Does the prospect of severe NHS spending restrictions over the next five years threaten the innovation agenda defined by Lord Darzi’s ‘next stage review’?

No, I think the exact opposite is true. I genuinely think it presents a real opportunity for the innovation agenda, because the only way we can meet and continue to meet the needs of our communities within the NHS framework – which is, as you say, one in which spending restrictions are predicted, certainly for five years and potentially for longer – is by doing things differently and in a much smarter way.

The whole solution is not medtech, but I think medtech is a big part of that solution: an advance in technologies, and an acceptance that technology we use in our own lives is also applicable at work.
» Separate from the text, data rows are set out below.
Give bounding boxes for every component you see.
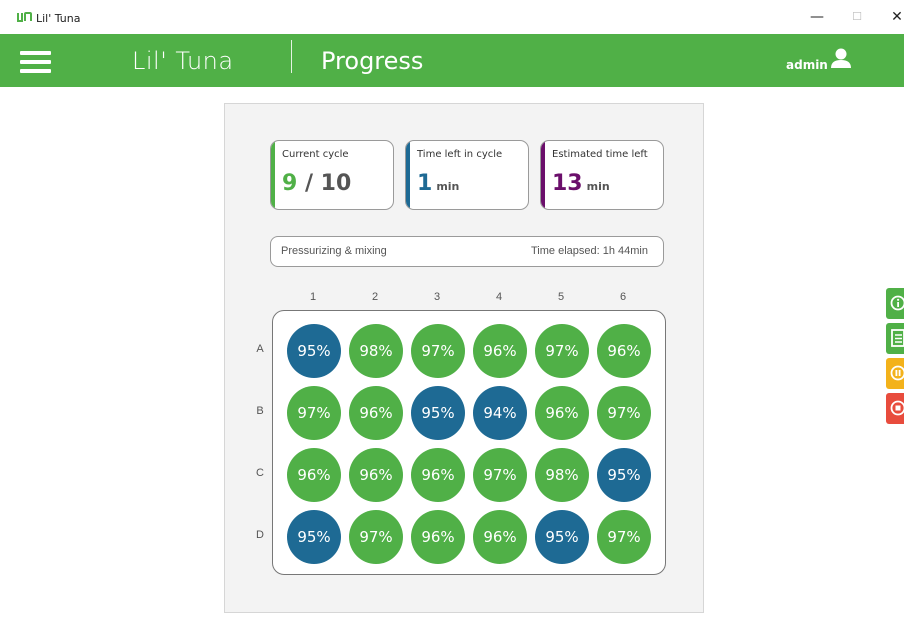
plate-column-label: 3 [433,291,441,303]
plate-well[interactable]: 96% [349,386,403,440]
estimated-time-left-card: Estimated time left 13 min [540,140,664,210]
card-accent [406,141,410,209]
total-cycles-value: 10 [320,171,352,196]
plate-column-label: 6 [619,291,627,303]
close-button[interactable]: ✕ [883,6,904,28]
plate-well[interactable]: 96% [349,448,403,502]
plate-well[interactable]: 97% [535,324,589,378]
plate-well[interactable]: 97% [597,386,651,440]
maximize-button[interactable]: ☐ [843,6,871,28]
app-brand: Lil' Tuna [132,47,234,75]
plate-well[interactable]: 95% [597,448,651,502]
stop-icon [890,400,904,416]
plate-well[interactable]: 94% [473,386,527,440]
document-icon [891,329,904,347]
plate-well[interactable]: 96% [411,448,465,502]
plate-row-label: B [256,405,264,417]
status-phase: Pressurizing & mixing [281,245,387,257]
plate-row-label: D [256,529,264,541]
plate-well[interactable]: 95% [535,510,589,564]
card-label: Time left in cycle [417,149,503,160]
plate-well[interactable]: 96% [535,386,589,440]
app-logo-icon [17,12,32,22]
progress-panel: Current cycle 9 / 10 Time left in cycle … [224,103,704,613]
plate-well[interactable]: 97% [473,448,527,502]
time-unit: min [586,180,610,193]
plate-column-label: 1 [309,291,317,303]
status-bar: Pressurizing & mixing Time elapsed: 1h 4… [270,236,664,267]
pause-button[interactable] [886,358,904,389]
plate-well[interactable]: 96% [473,510,527,564]
current-cycle-value: 9 [282,171,298,196]
window-titlebar: Lil' Tuna — ☐ ✕ [0,0,904,34]
menu-icon[interactable] [20,51,51,73]
window-title: Lil' Tuna [36,12,81,25]
plate-column-label: 4 [495,291,503,303]
current-cycle-card: Current cycle 9 / 10 [270,140,394,210]
info-icon [890,295,904,311]
plate-row-label: A [256,343,264,355]
plate-well[interactable]: 98% [535,448,589,502]
plate-well[interactable]: 96% [411,510,465,564]
log-button[interactable] [886,323,904,354]
header-divider [291,40,292,73]
plate-column-label: 2 [371,291,379,303]
time-unit: min [436,180,460,193]
plate-well[interactable]: 96% [597,324,651,378]
plate-well[interactable]: 97% [287,386,341,440]
card-accent [541,141,545,209]
plate-well[interactable]: 96% [287,448,341,502]
user-icon[interactable] [830,47,852,69]
plate-well[interactable]: 97% [597,510,651,564]
time-elapsed: Time elapsed: 1h 44min [531,245,648,257]
stop-button[interactable] [886,393,904,424]
plate-well[interactable]: 98% [349,324,403,378]
time-left-cycle-card: Time left in cycle 1 min [405,140,529,210]
page-title: Progress [321,47,424,75]
time-left-cycle-value: 1 [417,171,433,196]
app-header: Lil' Tuna Progress admin [0,34,904,87]
card-accent [271,141,275,209]
card-value: 13 min [552,171,610,196]
user-name[interactable]: admin [786,58,828,72]
plate-row-label: C [256,467,264,479]
pause-icon [890,365,904,381]
card-label: Estimated time left [552,149,648,160]
plate-well[interactable]: 95% [411,386,465,440]
card-value: 1 min [417,171,459,196]
plate-well[interactable]: 97% [349,510,403,564]
plate-well[interactable]: 95% [287,510,341,564]
plate-well[interactable]: 97% [411,324,465,378]
plate-well[interactable]: 96% [473,324,527,378]
plate-well[interactable]: 95% [287,324,341,378]
estimated-time-left-value: 13 [552,171,583,196]
cycle-separator: / [297,171,321,196]
plate-column-label: 5 [557,291,565,303]
minimize-button[interactable]: — [803,6,831,28]
card-label: Current cycle [282,149,349,160]
info-button[interactable] [886,288,904,319]
card-value: 9 / 10 [282,171,351,196]
well-plate: 95% 98% 97% 96% 97% 96% 97% 96% 95% 94% 96% 97% 96% 9… [272,310,666,575]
For example, someone might happily use a mobile phone with global positioning satellite technology to take, label and transmit a photo, but if you ask them to do that in patient care – by taking a photo of a wound in a patient’s home and sending it to someone 50 miles away to get immediate feedback and guidance – somehow they can’t make that step change.
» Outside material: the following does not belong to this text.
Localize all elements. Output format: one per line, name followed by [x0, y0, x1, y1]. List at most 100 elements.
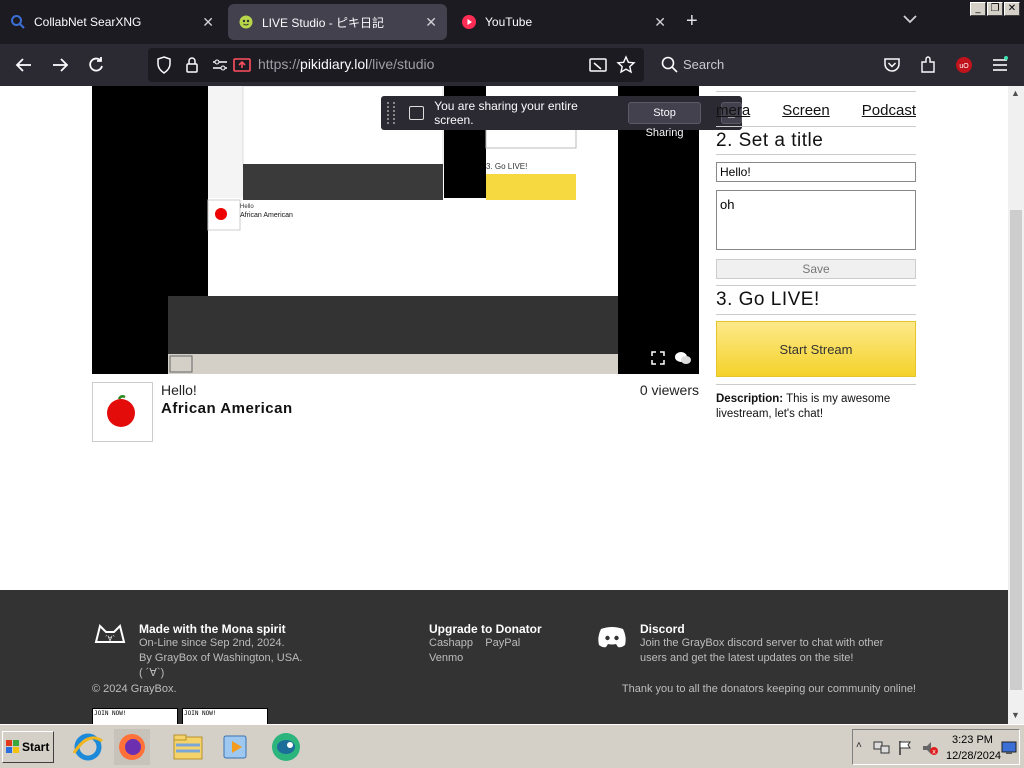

But there is a growing realisation that we have to. Spending pressures are focusing people’s minds on how to adopt this new technology and demonstrate that it brings benefits in value and in delivering better healthcare. So I think it’s an opportunity.

A recurrent mantra in the medtech industry is “The NHS is resistant to innovation.” Is that true? What do companies that want to lead a new wave of healthcare technology need to keep in mind?

That mantra is also shared within the NHS. Individual organisations and people can be resistant to innovation because it represents change, which can be difficult to manage and to deal with. But it needn’t be the case. People are beginning to see that it’s OK to have an idea and to try something. So there’s a move away from being averse to taking a chance towards understanding that if you try something, providing you do so safely, then sometimes these new technologies and ways of doing things work beautifully to help everybody.

The biggest issue is not the technology itself. People can usually understand the process and the pathways that new technology might open up for them and for the patient. What is difficult for them is dealing with the change of practice. I would say to companies: be aware of that in the way you present your technologies to us. Not only saying ‘this is what it can achieve in the long term’ but also telling us what that journey will look like: how we get from where we are now to where the new technology can enable us to be. Filling that gap is partly the responsibility of the companies and partly our responsibility in the NHS.

Partnership working is something we’re trying to move towards, and certainly something we’re more and more keen on is a dialogue process so we can better understand what companies are offering us. How to get there is as important as why we should get there. Being more open to working together is something I would ask of my colleagues in the NHS as well as those in medtech.

David Newton is a Clinical Procurement Nurse Specialist, Co-Chairperson of the National Network of Clinical Procurement Specialists and member of the Commercial Procurement Collaborative (CPC).

I genuinely think [the prospect of NHS budget cuts] presents a real opportunity for the innovation agenda, because the only way we can meet and continue to meet the needs of our communities within the NHS framework is by doing things differently and in a much smarter way.